Most apps start with "design the database schema." In healthcare, there's a strong argument for starting somewhere else. FHIR is the standard data model for health information. On a recent project the dashboard has no database of its own. Every patient, observation, and document lives in a FHIR R4 store, and the app is purely a client over it.That sounds restrictive. In practice it's freeing.
Resources instead of rows
FHIR gives you a shared vocabulary. A blood-pressure reading is an Observation, an uploaded lab report is a Binary plus a DocumentReference, a patient is a Patient. You stop inventing table names and start composing standard resources. Anyone else in the ecosystem, whether another app or a hospital system, speaks the same language.
The backend is already an API
Because FHIR defines search and CRUD semantics, a lot of "backend work" disappears. Filtering patients by name is a name= search param. Paging observations is built in. Uploading a document is a presigned-upload flow that ends in standard resources. The app spends its energy on clinical logic and UX, not on plumbing.
Where the real work moves
What FHIR doesn't give you for free is meaning on top of the data.

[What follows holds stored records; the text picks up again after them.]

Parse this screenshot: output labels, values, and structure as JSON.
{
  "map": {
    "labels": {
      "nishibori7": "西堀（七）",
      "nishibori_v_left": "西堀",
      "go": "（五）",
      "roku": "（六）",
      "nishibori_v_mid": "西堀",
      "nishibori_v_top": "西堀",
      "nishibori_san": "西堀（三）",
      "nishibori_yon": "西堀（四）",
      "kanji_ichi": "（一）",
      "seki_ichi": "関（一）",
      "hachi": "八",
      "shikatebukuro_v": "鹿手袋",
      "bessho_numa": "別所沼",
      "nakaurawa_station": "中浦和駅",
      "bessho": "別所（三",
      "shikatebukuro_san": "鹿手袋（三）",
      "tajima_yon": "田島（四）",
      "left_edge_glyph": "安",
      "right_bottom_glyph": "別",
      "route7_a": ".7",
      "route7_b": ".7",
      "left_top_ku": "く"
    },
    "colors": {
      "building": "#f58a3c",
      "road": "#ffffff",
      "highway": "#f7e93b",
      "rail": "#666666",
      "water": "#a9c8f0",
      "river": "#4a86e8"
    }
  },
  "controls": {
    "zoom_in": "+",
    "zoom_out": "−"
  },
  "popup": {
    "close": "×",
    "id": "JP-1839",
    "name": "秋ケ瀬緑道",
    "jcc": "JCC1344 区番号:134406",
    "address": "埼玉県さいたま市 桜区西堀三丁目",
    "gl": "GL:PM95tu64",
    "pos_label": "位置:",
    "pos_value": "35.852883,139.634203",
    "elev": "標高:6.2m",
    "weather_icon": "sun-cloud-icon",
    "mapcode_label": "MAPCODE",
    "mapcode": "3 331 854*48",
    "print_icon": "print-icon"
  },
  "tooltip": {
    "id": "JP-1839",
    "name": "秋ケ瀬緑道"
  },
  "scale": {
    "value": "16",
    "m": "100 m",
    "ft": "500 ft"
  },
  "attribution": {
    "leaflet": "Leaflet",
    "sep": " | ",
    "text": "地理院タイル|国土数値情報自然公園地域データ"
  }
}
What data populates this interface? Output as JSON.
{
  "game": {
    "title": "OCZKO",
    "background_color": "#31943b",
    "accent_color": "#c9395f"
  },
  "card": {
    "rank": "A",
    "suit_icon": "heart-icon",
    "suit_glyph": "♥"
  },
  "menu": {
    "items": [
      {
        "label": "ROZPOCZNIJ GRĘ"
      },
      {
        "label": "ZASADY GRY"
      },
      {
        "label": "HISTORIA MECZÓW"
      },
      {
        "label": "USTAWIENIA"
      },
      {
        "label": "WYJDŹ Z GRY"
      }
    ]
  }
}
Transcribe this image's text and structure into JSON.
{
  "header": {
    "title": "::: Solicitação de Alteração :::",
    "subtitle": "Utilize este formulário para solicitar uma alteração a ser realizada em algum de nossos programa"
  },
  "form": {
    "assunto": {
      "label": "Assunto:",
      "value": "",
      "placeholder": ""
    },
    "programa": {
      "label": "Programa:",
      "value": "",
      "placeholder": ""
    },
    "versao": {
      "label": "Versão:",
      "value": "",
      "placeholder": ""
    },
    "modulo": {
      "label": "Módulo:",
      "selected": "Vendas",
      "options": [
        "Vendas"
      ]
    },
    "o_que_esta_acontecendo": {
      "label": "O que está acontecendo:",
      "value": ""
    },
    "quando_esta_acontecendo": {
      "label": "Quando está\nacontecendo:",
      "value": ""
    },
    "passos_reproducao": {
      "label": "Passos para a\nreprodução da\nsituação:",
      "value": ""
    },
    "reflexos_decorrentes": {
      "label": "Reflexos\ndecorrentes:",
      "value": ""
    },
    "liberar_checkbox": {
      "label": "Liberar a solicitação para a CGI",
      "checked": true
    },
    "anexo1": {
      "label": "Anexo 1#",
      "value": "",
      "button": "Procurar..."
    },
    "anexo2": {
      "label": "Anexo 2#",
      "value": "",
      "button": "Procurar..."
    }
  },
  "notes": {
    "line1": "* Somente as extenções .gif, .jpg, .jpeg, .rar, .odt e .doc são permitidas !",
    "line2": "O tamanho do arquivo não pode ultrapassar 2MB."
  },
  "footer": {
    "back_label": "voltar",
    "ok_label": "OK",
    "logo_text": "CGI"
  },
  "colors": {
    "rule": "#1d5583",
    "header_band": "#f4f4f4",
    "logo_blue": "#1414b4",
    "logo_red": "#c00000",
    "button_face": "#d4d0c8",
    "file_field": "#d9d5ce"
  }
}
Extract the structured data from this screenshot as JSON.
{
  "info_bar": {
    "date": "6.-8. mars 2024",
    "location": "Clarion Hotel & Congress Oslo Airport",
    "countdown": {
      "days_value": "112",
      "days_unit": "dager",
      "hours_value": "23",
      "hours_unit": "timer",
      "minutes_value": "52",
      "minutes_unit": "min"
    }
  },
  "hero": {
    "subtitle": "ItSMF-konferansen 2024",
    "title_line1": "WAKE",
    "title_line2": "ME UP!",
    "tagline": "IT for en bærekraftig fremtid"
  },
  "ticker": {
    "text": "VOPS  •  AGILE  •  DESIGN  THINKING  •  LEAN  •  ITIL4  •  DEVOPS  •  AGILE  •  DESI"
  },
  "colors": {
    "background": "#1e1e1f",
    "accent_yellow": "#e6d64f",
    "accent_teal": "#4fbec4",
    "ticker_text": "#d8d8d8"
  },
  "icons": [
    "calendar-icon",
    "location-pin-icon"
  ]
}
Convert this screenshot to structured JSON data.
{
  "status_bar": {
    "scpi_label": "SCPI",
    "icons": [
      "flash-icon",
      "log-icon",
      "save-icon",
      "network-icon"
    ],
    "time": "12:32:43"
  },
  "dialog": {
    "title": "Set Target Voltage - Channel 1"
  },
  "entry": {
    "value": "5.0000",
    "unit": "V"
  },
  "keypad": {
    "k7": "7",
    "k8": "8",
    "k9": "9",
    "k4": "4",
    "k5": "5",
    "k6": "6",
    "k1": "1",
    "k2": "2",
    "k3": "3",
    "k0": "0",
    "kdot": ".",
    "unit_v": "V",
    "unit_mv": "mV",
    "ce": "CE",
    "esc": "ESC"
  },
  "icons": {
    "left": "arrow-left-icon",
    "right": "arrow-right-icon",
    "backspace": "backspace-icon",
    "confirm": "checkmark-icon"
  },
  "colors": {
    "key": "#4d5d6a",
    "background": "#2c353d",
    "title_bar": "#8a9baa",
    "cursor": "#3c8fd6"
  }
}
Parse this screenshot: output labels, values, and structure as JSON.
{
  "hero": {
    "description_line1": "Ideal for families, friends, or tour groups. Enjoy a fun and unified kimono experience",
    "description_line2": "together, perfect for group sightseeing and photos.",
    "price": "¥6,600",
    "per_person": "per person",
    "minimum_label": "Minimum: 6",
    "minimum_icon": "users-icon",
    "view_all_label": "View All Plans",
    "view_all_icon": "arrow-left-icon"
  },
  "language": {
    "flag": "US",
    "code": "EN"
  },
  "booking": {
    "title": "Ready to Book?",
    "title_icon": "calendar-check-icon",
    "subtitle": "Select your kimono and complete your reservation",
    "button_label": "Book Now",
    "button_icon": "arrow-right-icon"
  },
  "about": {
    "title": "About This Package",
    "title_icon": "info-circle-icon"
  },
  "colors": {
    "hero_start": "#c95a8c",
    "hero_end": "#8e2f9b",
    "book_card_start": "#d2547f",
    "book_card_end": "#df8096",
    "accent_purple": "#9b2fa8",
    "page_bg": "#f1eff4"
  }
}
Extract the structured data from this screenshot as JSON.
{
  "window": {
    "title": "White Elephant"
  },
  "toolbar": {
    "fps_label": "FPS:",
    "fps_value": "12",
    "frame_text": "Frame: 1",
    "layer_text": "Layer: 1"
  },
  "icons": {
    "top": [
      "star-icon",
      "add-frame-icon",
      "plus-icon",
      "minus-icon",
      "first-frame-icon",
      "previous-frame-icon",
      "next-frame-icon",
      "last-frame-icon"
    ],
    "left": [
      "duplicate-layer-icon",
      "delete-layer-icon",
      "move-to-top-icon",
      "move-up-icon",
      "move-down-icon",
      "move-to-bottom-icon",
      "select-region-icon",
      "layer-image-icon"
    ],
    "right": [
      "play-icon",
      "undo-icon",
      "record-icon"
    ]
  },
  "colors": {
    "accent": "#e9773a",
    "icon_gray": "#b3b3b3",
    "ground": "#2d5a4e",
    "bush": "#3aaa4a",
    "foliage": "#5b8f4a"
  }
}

Ranking patients by how urgently they need attention, applying per-patient thresholds, turning a stream of observations into a readable trend, generating a report a doctor will actually sign. That's all yours to build, and it's exactly where the interesting work is.
Takeaway
Standardizing on FHIR trades a custom schema for a well-specified one. In return you get interoperability and a backend that's mostly already designed. The leverage is that your team gets to spend its time on the clinical experience instead of reinventing data storage.